This post is part of a series of posts called “Company Notes.” These posts contain quotes and exhibits from earnings calls, conference presentations, analyst days and SEC filings. The quotes are generally pieces of information that I find interesting or helpful to understanding the company, industry or economy and are not meant to provide summaries of the full content of the call. Other posts in this series can be found by clicking here. Full transcripts can be found at Seeking Alpha.
“Return on equity decreased from 12.4% in the first quarter last year to 7.6% in the first quarter this year, as compared to a return in equity of 9% for the full year in 2012.”
“The group’s cost-income ratio increased from 61% to 68% almost entirely due to restructuring costs.”
“Our Core Tier 1 ratio increased to 11% on a Basel 2.5 basis”
“Loan-to-deposit ratio for these businesses improved further from 102% to 98%. This has reduced our total wholesale funding requirements.”

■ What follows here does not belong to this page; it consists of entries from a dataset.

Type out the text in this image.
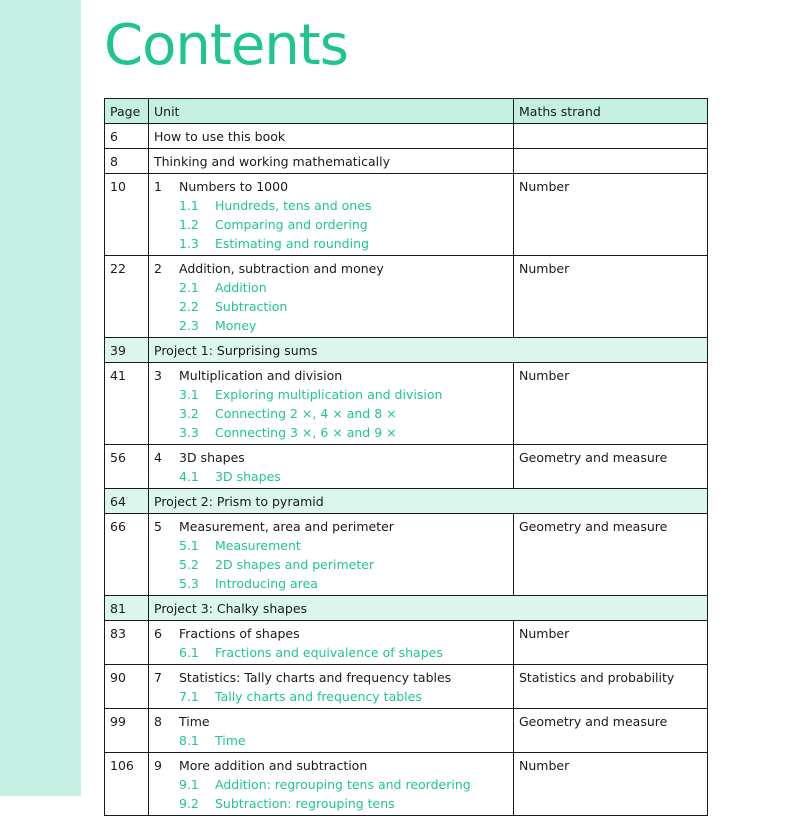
Contents
Page	Unit	Maths strand
6	How to use this book	

8	Thinking and working mathematically	

10	1 Numbers to 1000
1.1 Hundreds, tens and ones
1.2 Comparing and ordering
1.3 Estimating and rounding	Number
22	2 Addition, subtraction and money
2.1 Addition
2.2 Subtraction
2.3 Money	Number
39	Project 1: Surprising sums	
41	3 Multiplication and division
3.1 Exploring multiplication and division
3.2 Connecting 2 ×, 4 × and 8 ×
3.3 Connecting 3 ×, 6 × and 9 ×	Number
56	4 3D shapes
4.1 3D shapes	Geometry and measure
64	Project 2: Prism to pyramid	
66	5 Measurement, area and perimeter
5.1 Measurement
5.2 2D shapes and perimeter
5.3 Introducing area	Geometry and measure
81	Project 3: Chalky shapes	
83	6 Fractions of shapes
6.1 Fractions and equivalence of shapes	Number
90	7 Statistics: Tally charts and frequency tables
7.1 Tally charts and frequency tables	Statistics and probability
99	8 Time
8.1 Time	Geometry and measure
106	9 More addition and subtraction
9.1 Addition: regrouping tens and reordering
9.2 Subtraction: regrouping tens	Number
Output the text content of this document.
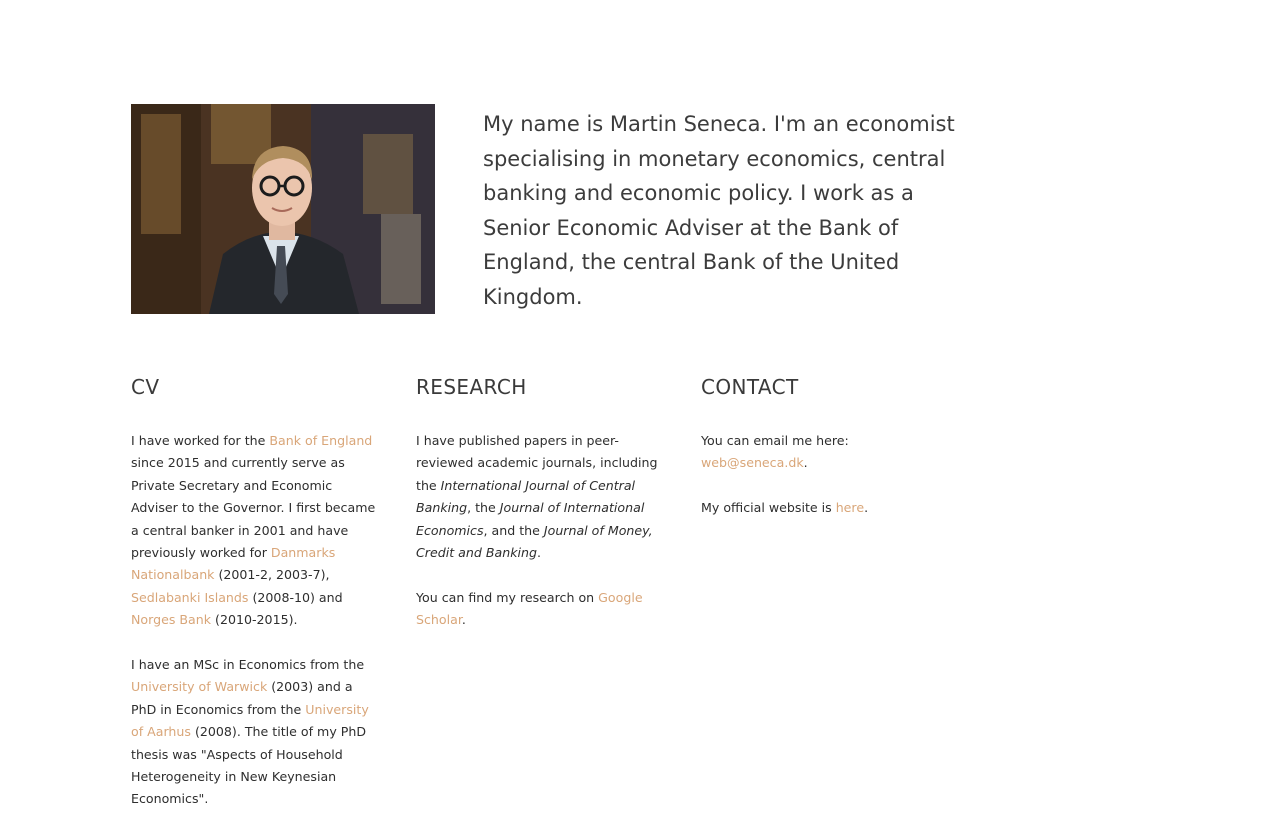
My name is Martin Seneca. I'm an economist specialising in monetary economics, central banking and economic policy. I work as a Senior Economic Adviser at the Bank of England, the central Bank of the United Kingdom.

CV

I have worked for the Bank of England since 2015 and currently serve as Private Secretary and Economic Adviser to the Governor. I first became a central banker in 2001 and have previously worked for Danmarks Nationalbank (2001-2, 2003-7), Sedlabanki Islands (2008-10) and Norges Bank (2010-2015).

I have an MSc in Economics from the University of Warwick (2003) and a PhD in Economics from the University of Aarhus (2008). The title of my PhD thesis was "Aspects of Household Heterogeneity in New Keynesian Economics".

RESEARCH

I have published papers in peer-reviewed academic journals, including the International Journal of Central Banking, the Journal of International Economics, and the Journal of Money, Credit and Banking.

You can find my research on Google Scholar.

CONTACT

You can email me here: web@seneca.dk.

My official website is here.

“our outlook for impairment in our big retail businesses is where I would describe as broadly stable. As you know, in the last few years, we’ve seen an improving picture.”
“I’m grateful that we don’t have large exposures to things like commercial real estate in the U.K.”
“We have continued to see improvement in our wholesale impairment levels in Spain, in particular, and we signaled that to you previously.”